Dispatch from the Past: Ghent, Belgium
A kinder, gentler century prevails: an 18th century palace turned B&B, a Napoleonic-era mustard shop, and fairytale Flemish architecture
Ghent is a famously beautiful, enchanting medieval city with centuries-old architecture and Old World charm, but it’s often overlooked by many tourists who head to Brussels, Bruges, and Antwerp first. Spend a few days in this walkable city, though, and you’ll be rewarded with moody, Old World interiors, a joyous flamboyance of Romanesque/Gothic/Flemish buildings, picturesque canals, and a courtly sophistication that rivals Europe’s grandest towns. Below, one very special hotel and a few favorite spots to bookmark for your next visit.
WHERE TO STAY: First, the palatial manse you’ll call home while you’re there (and may not ever want to leave): The Hotel Verhaegen, one of the city’s most revered architectural gems hiding in plain sight in the middle of the city. Built in 1760 as the private winter residence of Count and Countess Dhane-Steenhuyze, it’s now an intimate, magical B&B painstakingly restored and outfitted by the most gracious of hosts, designers Jan Rosseel and Marc Vergauwe. They are innkeepers, yes, but also purveyors of mood and time travel.
To stay within these walls is to be cosseted in a Fabergé egg of chic where a gentler, more civilized century prevails. This is a house dedicated to visual pleasures and physical comforts, a place designed to lose all track of time, and one that welcomes creative old souls seeking a respite from the din. Breakfasts arrive at your table in a dining room that echoes the splendor of Versailles, coffee is slow-roasted over an open fire, and tall taper candles are there for the burning.
Jan and Marc are wizards at layering colors and textures and ideas from all different time periods. These are rooms that impart a feeling the second you step into them. With just four luxurious bedrooms, their mini-palace never loses its intimate atmosphere. Guests are truly guests, and you are strongly encouraged to wander the property, exploring the nooks and crannies (and there are many): a hidden private parlor, elegant bath house, ornamental French garden, and on and on, but we’ll stop here, lest we ruin the sense of discovery.
WHERE TO SHOP: Your next order of business is sampling a heralded recipe straight out of the Napoleonic past.

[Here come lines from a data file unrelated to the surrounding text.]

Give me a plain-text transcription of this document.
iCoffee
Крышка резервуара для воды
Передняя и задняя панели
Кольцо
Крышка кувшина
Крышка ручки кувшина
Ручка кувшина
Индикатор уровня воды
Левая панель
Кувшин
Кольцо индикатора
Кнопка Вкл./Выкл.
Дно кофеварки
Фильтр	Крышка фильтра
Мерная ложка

Load up on Ghent’s most famous artisan mustard at Tierenteyn-Verlent, the tiny minuscule jewel box of a shop in the Groentenmarkt. Always fresh — never more than three days old — the tangy smooth golden mustard is ladled out of big barrels into souvenir-worthy stoneware jugs with the year 1790 written on them. You are there for the atmospheric interior and mood as much as the mustard.
WHAT TO SAVOR : Every Thursday in Ghent is “Veggie Day” and it wouldn’t be a proper trip to this city without a stop at the wildly popular, plant-based Le Botaniste, a newcomer that has swiftly become a town favorite. The original location, on Hoornstraat, feels like an old apothecary with antique shelves, marble counters, and vintage pharmacy bottles. Order one of their signature stews from the enormous Le Creuset pots simmering on the stove — the “Tibetan Mama” is so delicious that no one will blame you if you eat here every day.
WHAT TO SEE: A visit to St. Bavos Cathedral which houses the iconic Ghent Altarpiece is a must. Completed in 1432, this enormous multi-paneled painting is widely considered to be the world’s first major oil painting and the one which marks the transition from medieval art to the age of the Renaissance. Directly opposite the cathedral is the 91 meter-tall UNESCO-listed Ghent Belfry, the tallest bell tower in all of Belgium. Climb the 350 steps for a medieval birds-eye-view of the city and visit the famous metal dragon who has been guarding Ghent since 1377.
WHERE TO SAUNTER: Ghent’s quaint rivers and canals have long been the lifeblood of the city. You can take a guided boat tour or (better yet, we think) embark on a leisurely stroll along the platforms that line the waterways and marvel at the dizzying variety of architecture, the small hidden parks, and stop for a beer at one of the countless bustling canalside cafés. Insider Tip: We think one of the most photogenic vistas lies where the Leie canal meets the Graslei and Korenlei, two medieval quays which have been docking ships since the 12th century.